[Python-Dev] Re: [Python-checkins] python/nondist/sandbox/spambayes GBayes.py,1.7,1.8

Tue, 20 Aug 2002 19:57:04 -0400

[Eric S. Raymond]
> I'm in the process of speed-tuning this now.  I intend for it to be
> blazingly fast, usable for sites that process 100K mails a day, and I
> think I know how to do that.  This is not a natural application for
> Python :-).

I'm not sure about that.  The all-Python version I checked in added 20,000
Python-Dev messages to the database in 2 wall-clock minutes.  The time for
computing the statistics, and for scoring, is simply trivial (this wouldn't
be true of a "normal" Bayesian classifier (NBC), but Graham skips most of
the work an NBC does, in particular favoring fast classification time over
fast model-update time).

What we anticipate is that the vast bulk of the time will end up getting
spent on better tokenization, such as decoding base64 portions, and giving
special care to header fields and URLs.  I also *suspect* (based on a
previous life in speech recogniation) that experiments will show that a
mixture of character n-grams and word bigrams is significantly more
effective than a "naive" tokenizer that just looks for US ASCII alphanumeric
runs.

>> """My finding is that it is _nowhere_ near sufficient to have two
>> populations, "spam" versus "not spam."

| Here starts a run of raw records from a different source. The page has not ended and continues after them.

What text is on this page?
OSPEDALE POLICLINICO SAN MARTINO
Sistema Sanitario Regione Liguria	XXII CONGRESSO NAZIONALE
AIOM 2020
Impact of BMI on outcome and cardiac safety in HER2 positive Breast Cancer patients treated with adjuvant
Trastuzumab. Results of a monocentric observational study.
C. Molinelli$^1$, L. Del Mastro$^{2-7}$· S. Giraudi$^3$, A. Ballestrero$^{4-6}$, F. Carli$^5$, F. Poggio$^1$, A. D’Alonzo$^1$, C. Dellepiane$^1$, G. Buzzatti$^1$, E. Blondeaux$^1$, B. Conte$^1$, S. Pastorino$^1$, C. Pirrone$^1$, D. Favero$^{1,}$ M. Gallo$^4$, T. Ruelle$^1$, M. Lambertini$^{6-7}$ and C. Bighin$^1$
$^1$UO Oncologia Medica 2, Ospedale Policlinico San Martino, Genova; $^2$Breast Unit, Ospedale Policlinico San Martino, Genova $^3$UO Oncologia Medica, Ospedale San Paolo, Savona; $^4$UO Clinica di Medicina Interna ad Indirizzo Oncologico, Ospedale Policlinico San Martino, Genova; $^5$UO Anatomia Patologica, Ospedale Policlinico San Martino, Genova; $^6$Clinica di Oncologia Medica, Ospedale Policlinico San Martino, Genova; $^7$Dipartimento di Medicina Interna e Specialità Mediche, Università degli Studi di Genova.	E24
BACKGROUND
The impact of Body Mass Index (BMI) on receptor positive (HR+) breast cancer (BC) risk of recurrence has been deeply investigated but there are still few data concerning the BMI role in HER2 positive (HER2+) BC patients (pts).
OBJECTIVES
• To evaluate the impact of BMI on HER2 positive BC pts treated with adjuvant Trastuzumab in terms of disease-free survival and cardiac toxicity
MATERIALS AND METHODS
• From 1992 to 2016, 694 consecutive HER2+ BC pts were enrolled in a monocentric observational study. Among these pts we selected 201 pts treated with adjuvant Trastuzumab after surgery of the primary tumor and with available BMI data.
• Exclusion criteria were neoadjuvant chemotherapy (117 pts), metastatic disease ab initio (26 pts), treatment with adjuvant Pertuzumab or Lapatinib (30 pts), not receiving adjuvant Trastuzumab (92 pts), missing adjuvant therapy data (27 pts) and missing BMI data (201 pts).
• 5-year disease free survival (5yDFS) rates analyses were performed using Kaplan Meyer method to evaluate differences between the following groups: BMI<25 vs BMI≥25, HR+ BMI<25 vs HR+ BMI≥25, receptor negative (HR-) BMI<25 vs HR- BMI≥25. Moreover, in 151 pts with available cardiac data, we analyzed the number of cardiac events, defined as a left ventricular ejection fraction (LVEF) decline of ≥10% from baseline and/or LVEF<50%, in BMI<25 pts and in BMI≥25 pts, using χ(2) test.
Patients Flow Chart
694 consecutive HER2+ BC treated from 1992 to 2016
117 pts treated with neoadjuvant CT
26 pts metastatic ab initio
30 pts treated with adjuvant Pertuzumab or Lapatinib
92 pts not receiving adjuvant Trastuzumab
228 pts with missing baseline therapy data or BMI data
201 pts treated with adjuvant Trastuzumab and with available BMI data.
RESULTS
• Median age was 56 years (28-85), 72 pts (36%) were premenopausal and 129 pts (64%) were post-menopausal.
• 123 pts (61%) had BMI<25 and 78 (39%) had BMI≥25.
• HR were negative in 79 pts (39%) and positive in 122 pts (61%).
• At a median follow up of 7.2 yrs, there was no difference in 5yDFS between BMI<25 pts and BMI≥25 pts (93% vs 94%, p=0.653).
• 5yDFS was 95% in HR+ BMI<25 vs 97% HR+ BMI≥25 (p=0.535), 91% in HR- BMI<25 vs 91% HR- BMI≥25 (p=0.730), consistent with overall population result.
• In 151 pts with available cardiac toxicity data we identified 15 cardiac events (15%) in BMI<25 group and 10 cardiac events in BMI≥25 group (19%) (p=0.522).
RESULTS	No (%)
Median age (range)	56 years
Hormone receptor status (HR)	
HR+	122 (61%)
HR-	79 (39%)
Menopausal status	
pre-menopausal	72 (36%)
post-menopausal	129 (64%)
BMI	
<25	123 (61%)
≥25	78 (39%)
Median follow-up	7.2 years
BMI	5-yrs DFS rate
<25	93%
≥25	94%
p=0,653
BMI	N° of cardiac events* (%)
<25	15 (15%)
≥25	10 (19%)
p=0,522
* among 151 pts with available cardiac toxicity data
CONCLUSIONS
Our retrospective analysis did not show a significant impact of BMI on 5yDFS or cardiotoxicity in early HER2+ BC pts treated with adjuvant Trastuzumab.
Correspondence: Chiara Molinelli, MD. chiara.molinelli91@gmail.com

> Well, except it seems to work quite well.  The Nigerian trigger-word
> population is distinct from the penis-enlargement population, but they
> both show up under Bayesian analysis.

In fact, I'm going to say "Nigerian" and "penis enlargement" one more time
each here, just to demonstrate that *this* message won't be a false positive
when the smoke settles <wink>.  Human Growth Hormone too, while I'm at it.